Я про себя чертыхнулся, но кивнул. Она сказала, что тоже пишет стихи и хочет их мне показать. Я уже знал, как она пишет, и чувствовал себя очень по-дурацки. Ни как хозяин дома, ни как мужчина, ни как поэт, наконец, я не мог отказать даме, которая пришла в гости со стихами. А отказать очень хотелось. Да просто хотелось её придушить. Свернуть эту цыплячью шею. Из-за такого напряжения усилилась боль внутри. Но я уже кивнул.

Она вынула вторую руку. В ней был второй листок.

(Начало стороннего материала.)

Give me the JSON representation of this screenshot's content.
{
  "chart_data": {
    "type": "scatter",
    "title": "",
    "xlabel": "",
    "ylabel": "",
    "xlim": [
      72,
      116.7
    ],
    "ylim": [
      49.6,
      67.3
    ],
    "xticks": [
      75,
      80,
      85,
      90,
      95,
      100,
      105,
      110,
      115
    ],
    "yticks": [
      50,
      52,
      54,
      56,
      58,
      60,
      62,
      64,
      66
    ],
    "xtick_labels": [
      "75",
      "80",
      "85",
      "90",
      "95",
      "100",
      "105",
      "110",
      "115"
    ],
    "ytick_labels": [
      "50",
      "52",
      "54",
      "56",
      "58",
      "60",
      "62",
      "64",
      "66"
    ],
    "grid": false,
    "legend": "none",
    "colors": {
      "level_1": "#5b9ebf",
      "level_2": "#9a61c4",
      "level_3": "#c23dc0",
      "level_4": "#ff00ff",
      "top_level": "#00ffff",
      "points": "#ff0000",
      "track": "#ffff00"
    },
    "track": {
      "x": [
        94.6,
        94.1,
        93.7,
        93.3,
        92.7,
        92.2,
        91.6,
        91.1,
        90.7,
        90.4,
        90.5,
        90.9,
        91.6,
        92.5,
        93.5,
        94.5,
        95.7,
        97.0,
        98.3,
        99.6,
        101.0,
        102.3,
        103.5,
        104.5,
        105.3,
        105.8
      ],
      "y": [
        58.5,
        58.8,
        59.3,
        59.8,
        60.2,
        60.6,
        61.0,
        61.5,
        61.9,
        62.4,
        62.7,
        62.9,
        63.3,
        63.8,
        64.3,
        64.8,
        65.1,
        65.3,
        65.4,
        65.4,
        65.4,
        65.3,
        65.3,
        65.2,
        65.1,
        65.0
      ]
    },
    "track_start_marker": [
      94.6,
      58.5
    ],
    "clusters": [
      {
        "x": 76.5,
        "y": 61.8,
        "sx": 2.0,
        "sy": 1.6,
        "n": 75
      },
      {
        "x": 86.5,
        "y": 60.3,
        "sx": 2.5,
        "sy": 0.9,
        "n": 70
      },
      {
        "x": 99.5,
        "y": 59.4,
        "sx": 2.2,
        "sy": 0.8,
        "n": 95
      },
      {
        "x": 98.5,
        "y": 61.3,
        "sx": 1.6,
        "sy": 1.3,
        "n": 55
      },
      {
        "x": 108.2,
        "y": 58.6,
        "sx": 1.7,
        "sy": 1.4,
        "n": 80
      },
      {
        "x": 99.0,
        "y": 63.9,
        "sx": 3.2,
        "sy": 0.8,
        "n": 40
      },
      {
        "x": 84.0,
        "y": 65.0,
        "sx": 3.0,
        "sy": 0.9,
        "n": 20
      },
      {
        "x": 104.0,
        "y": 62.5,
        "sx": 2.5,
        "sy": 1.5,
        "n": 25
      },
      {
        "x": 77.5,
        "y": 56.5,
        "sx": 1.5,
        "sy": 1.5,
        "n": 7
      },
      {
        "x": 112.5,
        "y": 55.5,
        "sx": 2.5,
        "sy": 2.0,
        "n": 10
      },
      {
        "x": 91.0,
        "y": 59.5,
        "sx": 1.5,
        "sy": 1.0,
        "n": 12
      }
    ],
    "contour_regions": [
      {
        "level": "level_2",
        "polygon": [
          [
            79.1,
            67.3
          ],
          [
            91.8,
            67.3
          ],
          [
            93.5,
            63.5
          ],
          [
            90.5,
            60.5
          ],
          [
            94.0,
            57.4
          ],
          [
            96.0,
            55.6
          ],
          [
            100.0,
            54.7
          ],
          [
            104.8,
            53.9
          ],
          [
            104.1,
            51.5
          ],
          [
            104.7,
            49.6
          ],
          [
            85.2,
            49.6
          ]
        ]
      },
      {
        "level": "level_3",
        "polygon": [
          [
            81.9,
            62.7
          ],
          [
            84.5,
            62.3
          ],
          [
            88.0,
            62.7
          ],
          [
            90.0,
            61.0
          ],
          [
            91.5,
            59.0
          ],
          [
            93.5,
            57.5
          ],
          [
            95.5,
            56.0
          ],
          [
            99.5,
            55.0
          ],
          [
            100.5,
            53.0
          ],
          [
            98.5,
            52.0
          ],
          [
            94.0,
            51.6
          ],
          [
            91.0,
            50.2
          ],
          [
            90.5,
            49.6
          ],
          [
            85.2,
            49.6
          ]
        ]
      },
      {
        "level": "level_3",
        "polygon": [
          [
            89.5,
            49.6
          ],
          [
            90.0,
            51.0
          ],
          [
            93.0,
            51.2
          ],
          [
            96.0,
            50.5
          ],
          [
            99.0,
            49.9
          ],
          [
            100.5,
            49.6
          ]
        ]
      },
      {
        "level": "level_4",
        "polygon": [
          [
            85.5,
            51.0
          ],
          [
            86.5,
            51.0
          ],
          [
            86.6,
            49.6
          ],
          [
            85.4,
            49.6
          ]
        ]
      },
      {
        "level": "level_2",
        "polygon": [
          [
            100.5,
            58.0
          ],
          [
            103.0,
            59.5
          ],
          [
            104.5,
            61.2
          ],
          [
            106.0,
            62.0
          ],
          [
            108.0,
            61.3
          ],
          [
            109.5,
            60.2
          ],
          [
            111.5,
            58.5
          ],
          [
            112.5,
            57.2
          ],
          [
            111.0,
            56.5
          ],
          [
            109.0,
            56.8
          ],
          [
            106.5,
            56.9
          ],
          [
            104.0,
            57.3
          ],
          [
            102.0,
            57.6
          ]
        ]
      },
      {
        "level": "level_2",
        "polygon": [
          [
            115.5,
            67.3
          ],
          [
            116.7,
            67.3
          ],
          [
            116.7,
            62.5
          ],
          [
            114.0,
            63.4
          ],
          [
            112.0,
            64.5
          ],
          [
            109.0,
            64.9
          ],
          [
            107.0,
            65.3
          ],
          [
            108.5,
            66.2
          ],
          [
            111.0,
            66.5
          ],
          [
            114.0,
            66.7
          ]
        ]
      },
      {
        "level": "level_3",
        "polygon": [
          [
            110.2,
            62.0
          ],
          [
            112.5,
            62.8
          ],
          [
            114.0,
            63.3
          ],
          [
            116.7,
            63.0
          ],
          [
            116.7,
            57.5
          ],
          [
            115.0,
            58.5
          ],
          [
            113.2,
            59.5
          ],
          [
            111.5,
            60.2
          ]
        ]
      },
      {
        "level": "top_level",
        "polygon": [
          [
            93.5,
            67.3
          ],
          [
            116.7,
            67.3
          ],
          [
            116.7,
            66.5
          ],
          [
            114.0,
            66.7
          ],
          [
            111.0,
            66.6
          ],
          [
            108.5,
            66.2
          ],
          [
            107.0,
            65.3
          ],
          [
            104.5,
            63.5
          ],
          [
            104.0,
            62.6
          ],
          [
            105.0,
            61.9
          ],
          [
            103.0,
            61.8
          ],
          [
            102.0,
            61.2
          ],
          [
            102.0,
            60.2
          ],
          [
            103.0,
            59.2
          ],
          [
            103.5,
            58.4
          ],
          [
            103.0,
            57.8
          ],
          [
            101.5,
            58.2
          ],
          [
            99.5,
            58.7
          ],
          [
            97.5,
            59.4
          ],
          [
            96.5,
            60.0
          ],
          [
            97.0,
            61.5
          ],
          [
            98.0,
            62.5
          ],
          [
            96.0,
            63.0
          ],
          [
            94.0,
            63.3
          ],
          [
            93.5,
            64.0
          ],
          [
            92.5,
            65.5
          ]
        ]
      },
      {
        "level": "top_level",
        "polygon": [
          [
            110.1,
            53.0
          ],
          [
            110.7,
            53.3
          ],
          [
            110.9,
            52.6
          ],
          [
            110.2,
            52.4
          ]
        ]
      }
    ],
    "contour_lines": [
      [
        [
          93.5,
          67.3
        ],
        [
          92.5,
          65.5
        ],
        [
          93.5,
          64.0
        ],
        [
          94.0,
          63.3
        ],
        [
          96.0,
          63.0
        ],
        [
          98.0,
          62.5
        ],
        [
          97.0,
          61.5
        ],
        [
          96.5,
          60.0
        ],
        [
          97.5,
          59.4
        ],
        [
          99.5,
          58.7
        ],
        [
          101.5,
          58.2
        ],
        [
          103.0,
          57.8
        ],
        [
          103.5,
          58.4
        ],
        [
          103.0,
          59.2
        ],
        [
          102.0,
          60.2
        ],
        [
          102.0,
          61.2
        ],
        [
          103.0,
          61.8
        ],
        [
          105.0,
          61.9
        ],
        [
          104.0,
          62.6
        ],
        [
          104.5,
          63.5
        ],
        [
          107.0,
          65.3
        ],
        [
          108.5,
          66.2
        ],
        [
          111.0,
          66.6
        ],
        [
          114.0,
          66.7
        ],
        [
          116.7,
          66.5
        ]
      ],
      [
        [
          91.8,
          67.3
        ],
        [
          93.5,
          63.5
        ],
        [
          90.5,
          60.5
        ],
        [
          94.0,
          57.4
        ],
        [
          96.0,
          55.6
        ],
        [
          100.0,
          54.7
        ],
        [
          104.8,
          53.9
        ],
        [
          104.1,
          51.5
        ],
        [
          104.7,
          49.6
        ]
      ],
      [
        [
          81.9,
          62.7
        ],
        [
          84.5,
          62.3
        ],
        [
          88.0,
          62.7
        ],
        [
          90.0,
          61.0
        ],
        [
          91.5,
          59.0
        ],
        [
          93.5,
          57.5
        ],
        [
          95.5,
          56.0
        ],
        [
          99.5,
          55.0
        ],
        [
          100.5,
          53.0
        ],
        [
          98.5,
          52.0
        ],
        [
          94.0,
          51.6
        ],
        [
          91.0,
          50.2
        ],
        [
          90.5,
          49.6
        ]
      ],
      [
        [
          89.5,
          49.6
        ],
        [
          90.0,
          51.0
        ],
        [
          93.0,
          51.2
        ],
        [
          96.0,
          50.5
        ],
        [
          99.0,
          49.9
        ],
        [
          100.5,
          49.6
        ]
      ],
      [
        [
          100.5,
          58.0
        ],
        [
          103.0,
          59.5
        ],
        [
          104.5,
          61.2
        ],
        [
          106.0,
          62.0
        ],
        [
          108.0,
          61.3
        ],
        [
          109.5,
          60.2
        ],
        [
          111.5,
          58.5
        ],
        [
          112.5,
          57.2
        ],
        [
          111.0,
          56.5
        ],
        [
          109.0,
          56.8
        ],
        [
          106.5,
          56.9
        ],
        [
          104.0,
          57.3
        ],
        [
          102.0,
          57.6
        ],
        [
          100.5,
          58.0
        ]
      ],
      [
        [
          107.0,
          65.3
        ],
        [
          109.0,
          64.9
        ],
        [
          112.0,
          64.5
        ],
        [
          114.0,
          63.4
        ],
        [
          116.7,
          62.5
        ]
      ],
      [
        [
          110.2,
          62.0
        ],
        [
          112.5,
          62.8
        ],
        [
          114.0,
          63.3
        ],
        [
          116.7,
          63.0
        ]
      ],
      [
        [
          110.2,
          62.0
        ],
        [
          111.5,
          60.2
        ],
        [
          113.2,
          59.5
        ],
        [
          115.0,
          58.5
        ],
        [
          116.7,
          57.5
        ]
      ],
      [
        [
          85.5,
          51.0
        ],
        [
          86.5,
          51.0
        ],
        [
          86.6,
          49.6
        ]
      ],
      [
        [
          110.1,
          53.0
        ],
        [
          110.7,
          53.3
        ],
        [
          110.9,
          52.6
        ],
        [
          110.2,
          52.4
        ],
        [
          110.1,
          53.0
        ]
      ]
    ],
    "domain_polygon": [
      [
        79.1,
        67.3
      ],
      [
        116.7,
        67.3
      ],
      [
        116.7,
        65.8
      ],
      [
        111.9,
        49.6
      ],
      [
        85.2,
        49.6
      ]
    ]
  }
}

Полбеды, если бы это были просто плохие рифмы. Они были посвящены мне. С той же страстью, что в тетрадке для Вити, дама желала, чтобы я горячими пальцами трогал её бёдра и соски. Прочитав стихотворение, она в прозе добавила, что пошла на скандал, чтобы привлечь моё внимание. И теперь она видит, как я на неё посматриваю, и она чувствует, что мы оба готовы.

Я сказал: «Пошла вон». Она ответила, что это не провокация, что она всё это от сердца и что Клава в курсе и не возражает. Я повторил: «Пошла вон». Она сказала: «А ты выброси меня собственными руками». Я взял её за плечи, а она за миг до этого метнулась вперёд, и получилось объятие. И платье на ней было такое тонкое, а движения такие умелые, что я почувствовал себя так же, как с Танькой, когда она в декабре приходила ко мне домой. Зверь во мне мгновенно встал на дыбы, и она это почувствовала. И прижалась сильнее и задвигалась легонько. И подняла ко мне зовущий рот. Вот это и была ошибка. Рот был густо накрашен. И кожа на лице была несвежая, потому и натёртая чем-то. И страсть в глазах, хоть и была настоящая, но не избавляла от какого-то скотского состояния.

— Пошла вон.

Я её вытолкал, запер дверь и ушёл. Она стояла молча, с опущенной головой. Мне было её жалко и противно. Внутри ничего не болело, точно как в драке.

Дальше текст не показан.